I did a year of Classical Tibetan in the 90s using Hahn's Lehrbuch at uni and have good memories of it, except it being in German was a pain in the butt. Having done nothing with Tibetan in the meantime, I recently purchased a copy of Bialek's book to finally make work of learning to read Classical Tibetan for real this time. I read Wilson's book recently and look forward to comparing the two approaches.
From the publisher (Routledge):
A Textbook in Classical Tibetan is the first comprehensive course book in the Classical Tibetan language written in English. The textbook describes the grammar of pre-16th-century Classical Tibetan works for beginners and students of intermediate level. It is intended to cover the most essential topics that can be mastered within two semesters of an academic class. Classical Tibetan is a written Middle Tibetan language that has been in use in Tibet from the 9th century. Until the early 20th century it served all purposes, from administrative, to medical, to religious. Nowadays Classical Tibetan remains an important part of religious identity and services for communities also outside of cultural Tibet, foremost in India, Nepal, and Bhutan, but also elsewhere, most importantly in Europe, North America and Australia.
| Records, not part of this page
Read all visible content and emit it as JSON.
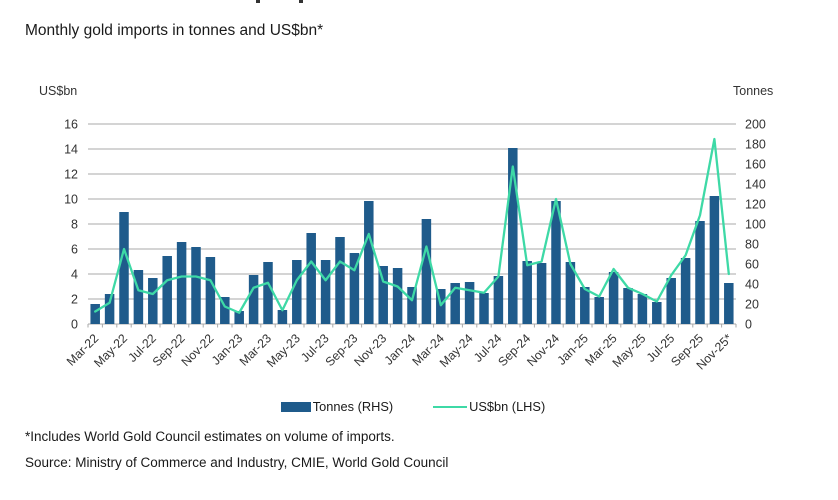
{
  "page": {
    "title": "Monthly gold imports in tonnes and US$bn*",
    "footnote": "*Includes World Gold Council estimates on volume of imports.",
    "source": "Source: Ministry of Commerce and Industry, CMIE, World Gold Council"
  },
  "chart_data": {
    "type": "bar",
    "subtype": "combo-bar-line-dual-axis",
    "title": "Monthly gold imports in tonnes and US$bn*",
    "ylabel_left": "US$bn",
    "ylabel_right": "Tonnes",
    "grid": true,
    "legend_position": "bottom",
    "left_axis": {
      "min": 0,
      "max": 16,
      "step": 2,
      "ticks": [
        16,
        14,
        12,
        10,
        8,
        6,
        4,
        2,
        0
      ]
    },
    "right_axis": {
      "min": 0,
      "max": 200,
      "step": 20,
      "ticks": [
        200,
        180,
        160,
        140,
        120,
        100,
        80,
        60,
        40,
        20,
        0
      ]
    },
    "x_tick_labels": [
      "Mar-22",
      "May-22",
      "Jul-22",
      "Sep-22",
      "Nov-22",
      "Jan-23",
      "Mar-23",
      "May-23",
      "Jul-23",
      "Sep-23",
      "Nov-23",
      "Jan-24",
      "Mar-24",
      "May-24",
      "Jul-24",
      "Sep-24",
      "Nov-24",
      "Jan-25",
      "Mar-25",
      "May-25",
      "Jul-25",
      "Sep-25",
      "Nov-25*"
    ],
    "categories": [
      "Mar-22",
      "Apr-22",
      "May-22",
      "Jun-22",
      "Jul-22",
      "Aug-22",
      "Sep-22",
      "Oct-22",
      "Nov-22",
      "Dec-22",
      "Jan-23",
      "Feb-23",
      "Mar-23",
      "Apr-23",
      "May-23",
      "Jun-23",
      "Jul-23",
      "Aug-23",
      "Sep-23",
      "Oct-23",
      "Nov-23",
      "Dec-23",
      "Jan-24",
      "Feb-24",
      "Mar-24",
      "Apr-24",
      "May-24",
      "Jun-24",
      "Jul-24",
      "Aug-24",
      "Sep-24",
      "Oct-24",
      "Nov-24",
      "Dec-24",
      "Jan-25",
      "Feb-25",
      "Mar-25",
      "Apr-25",
      "May-25",
      "Jun-25",
      "Jul-25",
      "Aug-25",
      "Sep-25",
      "Oct-25",
      "Nov-25"
    ],
    "series": [
      {
        "name": "Tonnes (RHS)",
        "type": "bar",
        "axis": "right",
        "color": "#1f5b8b",
        "values": [
          20,
          30,
          112,
          54,
          46,
          68,
          82,
          77,
          67,
          27,
          13,
          49,
          62,
          14,
          64,
          91,
          64,
          87,
          71,
          123,
          58,
          56,
          37,
          105,
          35,
          41,
          42,
          31,
          48,
          176,
          63,
          61,
          123,
          62,
          37,
          27,
          52,
          36,
          30,
          22,
          46,
          66,
          103,
          128,
          41
        ]
      },
      {
        "name": "US$bn (LHS)",
        "type": "line",
        "axis": "left",
        "color": "#3ed9a6",
        "values": [
          1.0,
          1.7,
          6.0,
          2.7,
          2.4,
          3.5,
          3.8,
          3.8,
          3.5,
          1.4,
          0.9,
          2.9,
          3.3,
          1.1,
          3.5,
          5.0,
          3.5,
          5.0,
          4.3,
          7.2,
          3.4,
          3.0,
          1.9,
          6.2,
          1.5,
          2.9,
          2.7,
          2.5,
          3.8,
          12.6,
          4.7,
          5.0,
          10.0,
          4.8,
          2.8,
          2.2,
          4.4,
          2.9,
          2.4,
          1.8,
          3.9,
          5.5,
          8.7,
          14.8,
          4.0
        ]
      }
    ],
    "legend": {
      "tonnes_label": "Tonnes (RHS)",
      "usdbn_label": "US$bn (LHS)"
    },
    "colors": {
      "bar": "#1f5b8b",
      "line": "#3ed9a6",
      "grid": "#a9a9a9",
      "text": "#1a1a1a",
      "tick_text": "#333333"
    }
  }
}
The main body of the textbook consists of an introduction to the Tibetan script, eighteen lessons, and a reading section. Each lesson elucidates several grammatical topics which are followed by an exercise and a word list. The chapter readings contain four supplementary readings. In addition to the main parts of the textbook, a brief introduction to Tibetic languages provides linguistic context for the language taught in the textbook, whereas the chapter Translations of Exercises and Readings contains translations and explanatory notes to the exercises provided at the end of each lesson, as well as to the readings.
A Textbook in Classical Tibetan is essential reading for both undergraduate and graduate students without any knowledge of Classical Tibetan, but also for those who would like to deepen their experience of the language by reading annotated excerpts from well-known pieces of Tibetan literature.